The most well known of these is the DDoS attack (Distributed Denial of Service), where a usually large network of computers are linked to pummel a target website with innumerable requests that can crash the site completely from being accessed. For a group that vehemently defends free speech, a DDoS attack might seem like a paradoxical tactic, since it effectively “silences” the targeted site, and indeed there is often internal debate surrounding its use, owing to the aforementioned contradictions in the group. But it’s important to understand that Anonymous is often politically motivated, and the use of DDoS is akin to widely distributed, digitally-based civil disobedience. Where real-world action in the form of protest under our current surveillance-centric society can be swiftly intercepted by authorities (by being confined to a single physical area), resulting in the possible exposure of individual identities (and therefore place greater scrutiny on those individuals going forward), DDoS is the posthuman counterpart, where a base of likeminded individuals can coordinate from disparate global coordinates to strike at a target en masse—and while risk of being caught or exposed is certainly still a distinct possibility, the sheer numbers possible with DDoS and the fact that it happens in the digital domain make it easier to execute as a collective, embodying the “distributed cognition” of posthuman agency (Hayles 3). This is how digital bodies, acting as one, can make their voices heard with maximum exposure while minimizing permanent damage to systems or third parties, making it a viable form of peaceable posthuman protest.

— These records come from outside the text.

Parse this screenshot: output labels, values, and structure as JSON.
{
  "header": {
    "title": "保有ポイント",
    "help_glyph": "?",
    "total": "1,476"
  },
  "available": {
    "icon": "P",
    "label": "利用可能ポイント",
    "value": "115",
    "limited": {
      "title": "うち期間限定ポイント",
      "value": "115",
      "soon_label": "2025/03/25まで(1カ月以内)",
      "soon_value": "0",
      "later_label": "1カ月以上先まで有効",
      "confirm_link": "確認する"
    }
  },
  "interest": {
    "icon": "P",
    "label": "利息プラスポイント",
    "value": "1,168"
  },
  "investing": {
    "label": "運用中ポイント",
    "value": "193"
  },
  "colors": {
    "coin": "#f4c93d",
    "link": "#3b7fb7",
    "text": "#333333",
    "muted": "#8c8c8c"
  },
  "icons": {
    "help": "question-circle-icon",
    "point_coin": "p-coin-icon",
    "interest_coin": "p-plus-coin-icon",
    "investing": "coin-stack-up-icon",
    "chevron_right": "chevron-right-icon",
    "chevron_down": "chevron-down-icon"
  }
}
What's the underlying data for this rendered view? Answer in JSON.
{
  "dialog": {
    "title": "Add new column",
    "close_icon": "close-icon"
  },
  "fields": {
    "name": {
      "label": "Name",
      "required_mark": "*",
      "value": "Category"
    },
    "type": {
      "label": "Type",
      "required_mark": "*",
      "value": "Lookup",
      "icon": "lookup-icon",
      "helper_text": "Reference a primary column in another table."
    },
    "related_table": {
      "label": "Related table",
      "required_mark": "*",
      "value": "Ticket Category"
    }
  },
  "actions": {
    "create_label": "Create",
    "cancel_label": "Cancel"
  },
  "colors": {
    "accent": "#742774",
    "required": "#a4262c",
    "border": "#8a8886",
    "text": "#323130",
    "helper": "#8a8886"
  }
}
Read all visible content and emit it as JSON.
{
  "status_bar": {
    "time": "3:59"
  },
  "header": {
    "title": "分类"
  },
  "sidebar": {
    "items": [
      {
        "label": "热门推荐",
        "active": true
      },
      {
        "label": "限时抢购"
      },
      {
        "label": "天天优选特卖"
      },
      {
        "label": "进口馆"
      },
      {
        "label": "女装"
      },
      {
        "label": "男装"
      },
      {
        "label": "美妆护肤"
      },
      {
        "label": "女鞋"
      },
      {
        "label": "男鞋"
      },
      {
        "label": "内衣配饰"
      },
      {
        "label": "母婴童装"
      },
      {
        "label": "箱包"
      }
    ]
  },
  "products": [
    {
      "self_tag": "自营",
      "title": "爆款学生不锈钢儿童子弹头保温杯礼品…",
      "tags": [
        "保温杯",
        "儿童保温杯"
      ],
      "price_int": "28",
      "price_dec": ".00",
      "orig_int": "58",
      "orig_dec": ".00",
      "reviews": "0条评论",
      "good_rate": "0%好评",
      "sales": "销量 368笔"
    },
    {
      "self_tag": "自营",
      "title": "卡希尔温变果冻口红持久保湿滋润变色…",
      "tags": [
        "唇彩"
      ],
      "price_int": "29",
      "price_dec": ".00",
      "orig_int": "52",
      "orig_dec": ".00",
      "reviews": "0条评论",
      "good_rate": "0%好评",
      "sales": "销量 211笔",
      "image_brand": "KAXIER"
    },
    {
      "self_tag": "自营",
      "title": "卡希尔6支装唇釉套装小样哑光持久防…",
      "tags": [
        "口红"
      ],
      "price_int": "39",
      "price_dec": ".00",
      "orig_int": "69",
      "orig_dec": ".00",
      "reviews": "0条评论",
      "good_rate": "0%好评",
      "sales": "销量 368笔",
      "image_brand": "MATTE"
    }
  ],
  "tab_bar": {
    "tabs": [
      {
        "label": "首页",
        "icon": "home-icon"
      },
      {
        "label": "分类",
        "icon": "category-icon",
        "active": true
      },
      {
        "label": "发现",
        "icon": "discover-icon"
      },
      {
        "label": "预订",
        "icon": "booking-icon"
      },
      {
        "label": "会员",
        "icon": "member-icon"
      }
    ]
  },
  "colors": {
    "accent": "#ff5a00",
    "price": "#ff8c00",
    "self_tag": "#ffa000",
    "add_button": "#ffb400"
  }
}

With the current climate of near ubiquitous surveillance of Americans and the greater global population, groups like Anonymous provide an outlet for stifled voices who, had they spoken out publicly, would most likely find themselves on secret watch lists. While often labelled as terrorists in the media and by prominent public figures, Anonymous has more often than not been a force for good, crippling and doxxing (releasing personal information) from child porn sites, retaliating against Scientology’s notorious free speech stifling, helping to identify Chinese cyber attacks, declaring war on ISIS and shuttering associated social media accounts, taking on Kim Jong-un’s dictatorial hold on North Koreans, and even having a significant hand in the Arab Spring uprisings in Tunisia and Egypt (Love). These actions, among many others, illustrate how the posthuman era allows individuals who share the same cause to connect and mobilize like never before. Protected by their anonymity, and bolstered by their ability to rally huge numbers of support when necessary, Anonymous has emerged as enigmatic, unpredictable, and paradoxical, but dedicated and effective in their efforts. While their tactics may not always be legal or publicly approved, the results the group has achieved illustrate that disparate networks of unknowns can bring about massive change and influence whole populations, with far greater potency than would be possible in the physical world alone. An amalgam of shifting identities with contradictory values that are nonetheless able to organize as a collectively cognizant force, Anonymous is one of the faceless faces of posthumanism in our time.


Works Cited

Coleman, Gabriella. Hacker Hoaxer Whistleblower Spy: The Many Faces of Anonymous. New York: Verso, 2014. Print.

The Hacker Wars. Dir. Weisman, Vivian. Over Nine Thousand, 2014. Film.

Haraway, Donna. “The Cyborg Manifesto”. 1983. PDF.

Hayles, N. Katherine. How We Became Posthuman: Virtual Bodies in Cybernetics, Literature, and Informatics. pp. xi-20. University of Chicago Press: Chicago, 1999. PDF.

Love, Dylan. “8 Things That Anonymous, The Hacker ‘Terrorist’ Group, Has Done For Good”. Business Insider. 27 April, 2013. Web. 12 Dec, 2015.